Standardizing pipelines for continuous delivery
The team also built a unified CI/CD pipeline integrating Kong Gateway, Ingress Controller, TLS sidecars, and observability tooling. This pipeline:
Automates builds, tests, and deployments
Generates dashboards and alerts automatically, and
Enforces platform-wide engineering and security guardrails
With as few as 10–15 configuration inputs, developers now ship services confidently and consistently — from code to production just in hours.
“We reduced public exposure, improved resilience, and built reliability directly into our DNA. That’s operational maturity.”
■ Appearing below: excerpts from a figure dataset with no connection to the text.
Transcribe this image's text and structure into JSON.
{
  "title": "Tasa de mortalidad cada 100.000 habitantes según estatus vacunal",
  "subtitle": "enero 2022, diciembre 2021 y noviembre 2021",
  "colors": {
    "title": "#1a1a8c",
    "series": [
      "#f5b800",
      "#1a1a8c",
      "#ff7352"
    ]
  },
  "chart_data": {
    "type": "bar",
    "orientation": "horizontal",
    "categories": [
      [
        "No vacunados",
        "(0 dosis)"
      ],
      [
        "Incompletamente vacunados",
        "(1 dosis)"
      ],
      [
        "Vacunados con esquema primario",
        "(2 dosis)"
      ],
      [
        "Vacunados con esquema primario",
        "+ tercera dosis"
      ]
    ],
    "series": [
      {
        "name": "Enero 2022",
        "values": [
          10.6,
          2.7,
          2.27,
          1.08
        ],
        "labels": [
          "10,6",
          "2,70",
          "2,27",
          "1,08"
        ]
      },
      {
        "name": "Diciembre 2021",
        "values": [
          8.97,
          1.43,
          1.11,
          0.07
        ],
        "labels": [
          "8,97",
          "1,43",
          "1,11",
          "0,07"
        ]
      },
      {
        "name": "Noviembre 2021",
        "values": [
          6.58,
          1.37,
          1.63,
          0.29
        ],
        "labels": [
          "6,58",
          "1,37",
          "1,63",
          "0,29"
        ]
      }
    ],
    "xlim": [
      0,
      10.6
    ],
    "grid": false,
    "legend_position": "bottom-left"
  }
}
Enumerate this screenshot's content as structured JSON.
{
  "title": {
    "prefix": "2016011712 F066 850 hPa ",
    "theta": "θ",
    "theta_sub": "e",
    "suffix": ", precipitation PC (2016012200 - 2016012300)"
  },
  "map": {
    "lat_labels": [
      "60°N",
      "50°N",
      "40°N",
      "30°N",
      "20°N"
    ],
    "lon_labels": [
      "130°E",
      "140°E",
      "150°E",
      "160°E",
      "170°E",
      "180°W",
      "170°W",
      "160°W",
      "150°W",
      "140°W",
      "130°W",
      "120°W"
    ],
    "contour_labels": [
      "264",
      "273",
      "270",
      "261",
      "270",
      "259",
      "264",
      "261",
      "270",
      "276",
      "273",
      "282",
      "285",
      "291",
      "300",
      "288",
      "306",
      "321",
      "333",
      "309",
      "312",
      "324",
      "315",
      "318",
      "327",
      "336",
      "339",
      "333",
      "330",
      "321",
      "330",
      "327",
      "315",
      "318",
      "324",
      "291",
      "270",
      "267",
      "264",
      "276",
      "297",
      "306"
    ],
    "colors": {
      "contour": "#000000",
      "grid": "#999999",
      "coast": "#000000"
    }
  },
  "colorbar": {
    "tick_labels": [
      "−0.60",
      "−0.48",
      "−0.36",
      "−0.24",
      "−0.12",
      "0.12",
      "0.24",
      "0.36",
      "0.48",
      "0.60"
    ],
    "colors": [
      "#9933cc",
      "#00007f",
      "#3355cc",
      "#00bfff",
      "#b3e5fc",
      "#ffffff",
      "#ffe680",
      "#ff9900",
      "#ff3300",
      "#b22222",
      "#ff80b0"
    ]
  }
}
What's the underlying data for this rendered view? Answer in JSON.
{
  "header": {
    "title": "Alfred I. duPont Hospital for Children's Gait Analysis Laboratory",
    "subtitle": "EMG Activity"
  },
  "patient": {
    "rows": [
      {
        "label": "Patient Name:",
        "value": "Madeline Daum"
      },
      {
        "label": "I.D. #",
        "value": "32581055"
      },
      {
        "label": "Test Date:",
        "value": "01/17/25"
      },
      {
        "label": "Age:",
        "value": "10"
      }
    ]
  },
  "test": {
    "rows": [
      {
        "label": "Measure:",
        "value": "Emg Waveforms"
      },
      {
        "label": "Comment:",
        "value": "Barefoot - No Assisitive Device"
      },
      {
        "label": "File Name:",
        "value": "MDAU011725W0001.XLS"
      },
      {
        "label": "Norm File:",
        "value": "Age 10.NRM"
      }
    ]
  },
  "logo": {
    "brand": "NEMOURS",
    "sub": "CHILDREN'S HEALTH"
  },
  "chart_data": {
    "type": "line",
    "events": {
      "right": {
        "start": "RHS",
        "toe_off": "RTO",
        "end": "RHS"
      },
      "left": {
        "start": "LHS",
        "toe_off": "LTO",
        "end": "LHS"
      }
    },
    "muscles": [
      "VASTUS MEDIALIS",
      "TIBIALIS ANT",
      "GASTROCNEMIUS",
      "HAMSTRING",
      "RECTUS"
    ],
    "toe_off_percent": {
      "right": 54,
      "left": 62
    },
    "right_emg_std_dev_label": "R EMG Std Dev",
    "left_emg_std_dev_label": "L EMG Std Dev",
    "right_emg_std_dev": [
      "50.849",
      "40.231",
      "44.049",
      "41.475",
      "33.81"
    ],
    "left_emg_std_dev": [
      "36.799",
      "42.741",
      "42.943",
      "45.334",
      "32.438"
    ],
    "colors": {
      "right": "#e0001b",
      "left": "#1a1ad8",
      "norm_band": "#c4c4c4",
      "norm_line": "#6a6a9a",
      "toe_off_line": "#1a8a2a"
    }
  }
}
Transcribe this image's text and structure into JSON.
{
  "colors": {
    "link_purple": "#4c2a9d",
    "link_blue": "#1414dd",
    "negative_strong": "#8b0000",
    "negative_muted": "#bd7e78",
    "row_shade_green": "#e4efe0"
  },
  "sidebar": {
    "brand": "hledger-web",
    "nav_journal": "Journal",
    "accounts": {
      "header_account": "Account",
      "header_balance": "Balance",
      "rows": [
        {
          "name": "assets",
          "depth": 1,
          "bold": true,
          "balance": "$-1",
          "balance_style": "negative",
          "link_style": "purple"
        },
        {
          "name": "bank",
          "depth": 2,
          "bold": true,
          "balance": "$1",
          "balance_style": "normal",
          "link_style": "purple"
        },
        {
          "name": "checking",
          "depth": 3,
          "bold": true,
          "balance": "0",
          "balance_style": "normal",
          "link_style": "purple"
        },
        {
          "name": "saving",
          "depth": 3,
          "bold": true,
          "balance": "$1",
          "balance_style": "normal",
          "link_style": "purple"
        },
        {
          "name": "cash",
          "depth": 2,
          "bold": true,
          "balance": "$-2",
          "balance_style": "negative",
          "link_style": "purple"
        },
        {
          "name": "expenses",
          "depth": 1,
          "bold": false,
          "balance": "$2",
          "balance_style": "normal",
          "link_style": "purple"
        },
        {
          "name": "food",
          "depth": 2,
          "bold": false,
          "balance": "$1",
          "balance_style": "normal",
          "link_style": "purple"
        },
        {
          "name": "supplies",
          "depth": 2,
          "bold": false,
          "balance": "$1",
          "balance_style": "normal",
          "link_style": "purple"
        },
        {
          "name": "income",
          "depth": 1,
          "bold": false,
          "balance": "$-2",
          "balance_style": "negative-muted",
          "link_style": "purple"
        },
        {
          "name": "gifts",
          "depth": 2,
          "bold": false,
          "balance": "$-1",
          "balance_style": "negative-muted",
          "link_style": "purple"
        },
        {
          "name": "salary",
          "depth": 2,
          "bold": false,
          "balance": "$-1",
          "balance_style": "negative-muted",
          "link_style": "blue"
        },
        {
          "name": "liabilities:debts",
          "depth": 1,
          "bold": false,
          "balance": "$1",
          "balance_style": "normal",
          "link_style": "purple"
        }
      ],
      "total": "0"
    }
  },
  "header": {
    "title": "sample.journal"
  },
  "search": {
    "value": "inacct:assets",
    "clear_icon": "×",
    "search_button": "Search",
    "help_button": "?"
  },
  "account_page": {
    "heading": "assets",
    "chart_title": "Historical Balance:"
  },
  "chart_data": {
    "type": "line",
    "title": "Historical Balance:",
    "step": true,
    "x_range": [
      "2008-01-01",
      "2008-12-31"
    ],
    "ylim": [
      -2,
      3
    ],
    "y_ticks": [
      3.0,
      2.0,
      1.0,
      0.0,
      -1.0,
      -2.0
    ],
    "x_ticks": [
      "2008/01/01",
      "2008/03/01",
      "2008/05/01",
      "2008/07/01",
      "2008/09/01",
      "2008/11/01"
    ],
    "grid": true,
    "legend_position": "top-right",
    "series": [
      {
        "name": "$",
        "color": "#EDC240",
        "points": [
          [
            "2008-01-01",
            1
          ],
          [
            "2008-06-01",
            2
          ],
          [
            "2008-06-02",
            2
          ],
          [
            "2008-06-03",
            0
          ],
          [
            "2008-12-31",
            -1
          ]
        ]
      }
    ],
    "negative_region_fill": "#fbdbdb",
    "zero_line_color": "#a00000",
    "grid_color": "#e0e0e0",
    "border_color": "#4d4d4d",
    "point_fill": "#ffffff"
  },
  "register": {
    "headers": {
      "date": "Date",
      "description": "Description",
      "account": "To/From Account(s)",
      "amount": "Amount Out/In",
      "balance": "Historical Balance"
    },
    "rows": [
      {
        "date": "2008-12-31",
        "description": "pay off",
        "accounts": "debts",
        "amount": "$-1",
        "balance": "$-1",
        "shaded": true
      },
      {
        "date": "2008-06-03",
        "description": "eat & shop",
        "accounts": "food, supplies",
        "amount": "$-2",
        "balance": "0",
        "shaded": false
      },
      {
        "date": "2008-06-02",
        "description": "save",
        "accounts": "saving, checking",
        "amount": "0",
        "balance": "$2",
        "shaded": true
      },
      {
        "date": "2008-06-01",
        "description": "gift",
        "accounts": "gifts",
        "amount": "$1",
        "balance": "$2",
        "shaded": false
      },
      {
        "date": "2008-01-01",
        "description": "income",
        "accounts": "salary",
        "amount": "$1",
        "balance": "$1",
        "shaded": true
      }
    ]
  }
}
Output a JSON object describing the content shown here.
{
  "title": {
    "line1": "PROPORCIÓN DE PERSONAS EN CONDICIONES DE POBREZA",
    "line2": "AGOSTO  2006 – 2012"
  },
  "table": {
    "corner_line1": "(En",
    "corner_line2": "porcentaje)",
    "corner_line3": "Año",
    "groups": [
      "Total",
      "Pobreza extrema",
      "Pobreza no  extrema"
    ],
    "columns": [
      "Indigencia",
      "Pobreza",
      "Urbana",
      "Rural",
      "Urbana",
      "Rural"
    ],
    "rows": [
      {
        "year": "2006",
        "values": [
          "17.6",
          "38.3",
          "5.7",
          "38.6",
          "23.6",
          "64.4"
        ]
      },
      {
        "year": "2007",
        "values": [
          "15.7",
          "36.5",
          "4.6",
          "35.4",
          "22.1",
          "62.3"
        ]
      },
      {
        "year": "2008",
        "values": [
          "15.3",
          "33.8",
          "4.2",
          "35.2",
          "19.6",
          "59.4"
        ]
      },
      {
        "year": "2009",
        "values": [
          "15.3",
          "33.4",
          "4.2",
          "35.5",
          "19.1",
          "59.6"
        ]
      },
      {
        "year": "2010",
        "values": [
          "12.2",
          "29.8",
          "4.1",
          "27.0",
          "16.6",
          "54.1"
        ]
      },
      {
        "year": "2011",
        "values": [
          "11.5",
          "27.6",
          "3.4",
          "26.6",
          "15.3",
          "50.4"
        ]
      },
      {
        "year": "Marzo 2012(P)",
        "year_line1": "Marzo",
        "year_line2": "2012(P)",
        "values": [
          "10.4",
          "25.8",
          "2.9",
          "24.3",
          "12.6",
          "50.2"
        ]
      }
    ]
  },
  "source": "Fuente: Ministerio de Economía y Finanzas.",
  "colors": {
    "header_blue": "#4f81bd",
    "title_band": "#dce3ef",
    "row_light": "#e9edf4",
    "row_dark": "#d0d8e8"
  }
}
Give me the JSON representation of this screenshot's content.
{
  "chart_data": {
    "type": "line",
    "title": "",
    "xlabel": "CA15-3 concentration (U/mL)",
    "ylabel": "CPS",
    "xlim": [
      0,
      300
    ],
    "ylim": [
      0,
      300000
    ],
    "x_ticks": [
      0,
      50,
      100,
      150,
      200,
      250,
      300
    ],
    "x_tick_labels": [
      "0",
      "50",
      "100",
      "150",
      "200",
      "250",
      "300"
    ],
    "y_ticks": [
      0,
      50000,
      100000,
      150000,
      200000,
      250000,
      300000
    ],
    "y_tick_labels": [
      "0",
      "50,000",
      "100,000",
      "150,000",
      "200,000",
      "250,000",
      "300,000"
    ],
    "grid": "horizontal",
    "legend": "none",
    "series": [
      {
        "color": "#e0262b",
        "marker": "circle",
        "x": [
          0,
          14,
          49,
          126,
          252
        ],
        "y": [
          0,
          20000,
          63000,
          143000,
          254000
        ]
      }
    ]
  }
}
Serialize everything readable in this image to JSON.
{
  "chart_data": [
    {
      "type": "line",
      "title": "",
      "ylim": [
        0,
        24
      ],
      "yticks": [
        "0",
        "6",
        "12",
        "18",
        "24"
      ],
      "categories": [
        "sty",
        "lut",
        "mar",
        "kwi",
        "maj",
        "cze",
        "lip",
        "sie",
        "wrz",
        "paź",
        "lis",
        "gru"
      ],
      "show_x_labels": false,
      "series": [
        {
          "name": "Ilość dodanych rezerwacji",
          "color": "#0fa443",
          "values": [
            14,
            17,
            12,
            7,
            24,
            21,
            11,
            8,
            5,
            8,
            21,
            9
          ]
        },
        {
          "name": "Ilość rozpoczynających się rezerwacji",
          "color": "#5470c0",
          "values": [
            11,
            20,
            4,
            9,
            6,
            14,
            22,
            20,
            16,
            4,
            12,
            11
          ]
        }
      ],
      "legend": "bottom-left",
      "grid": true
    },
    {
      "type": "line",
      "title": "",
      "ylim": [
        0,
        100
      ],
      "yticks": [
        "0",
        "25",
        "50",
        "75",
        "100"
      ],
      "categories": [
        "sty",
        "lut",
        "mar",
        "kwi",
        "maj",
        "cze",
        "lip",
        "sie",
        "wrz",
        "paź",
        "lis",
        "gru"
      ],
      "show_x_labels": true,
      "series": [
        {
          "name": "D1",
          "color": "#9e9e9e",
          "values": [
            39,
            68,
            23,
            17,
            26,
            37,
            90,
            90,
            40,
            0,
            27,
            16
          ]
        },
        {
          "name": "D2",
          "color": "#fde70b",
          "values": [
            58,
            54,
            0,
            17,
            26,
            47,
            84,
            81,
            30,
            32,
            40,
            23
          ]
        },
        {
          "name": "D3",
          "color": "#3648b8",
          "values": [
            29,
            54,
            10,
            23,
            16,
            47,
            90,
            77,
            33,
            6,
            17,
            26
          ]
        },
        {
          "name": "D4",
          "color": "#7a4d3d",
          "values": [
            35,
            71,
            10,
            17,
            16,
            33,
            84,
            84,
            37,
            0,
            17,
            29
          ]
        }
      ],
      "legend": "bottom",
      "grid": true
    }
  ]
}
Operational maturity, delivered
The company’s transformation has redefined its reliability posture and developer experience. The tangible outcomes include:
5X scalability: Seamless API performance even during massive event-driven traffic surges
Zero public exposure: Full implementation of zero-trust principles — all internal traffic now private and authenticated
85% developer adoption: Platform automation embraced across nearly all application teams
Faster releases: Time to production reduced from days to hours, enabling faster experimentation
Improved reliability: Dramatic reduction in incident detection (MTTD) and recovery (MTTR) through observability integration
Standardized excellence: Guardrails and best practices embedded at the platform level — not enforced by policy, but enabled by design
Beyond infrastructure, this transformation has elevated the company’s engineering culture. Platform teams are now enablers, not gatekeepers, delivering a developer experience that mirrors the company’s customer experience philosophy.
“It’s about developer happiness. If we make it easy and safe for them to innovate, they’ll create incredible things for our customers.”
Next up: From gateway to service mesh
The next phase is service mesh, evolving from centralized gateway governance to fully distributed service-to-service connectivity.
“Our future is mesh,” said Mangubat. “Kong will handle north-south traffic as the mesh entry point, and east-west communication will live within the mesh itself. That’s the next level of reliability and autonomy.”
The company’s journey from reactive scaling to predictable, automated resilience now serves as a model for modern retailers aiming to balance agility with reliability.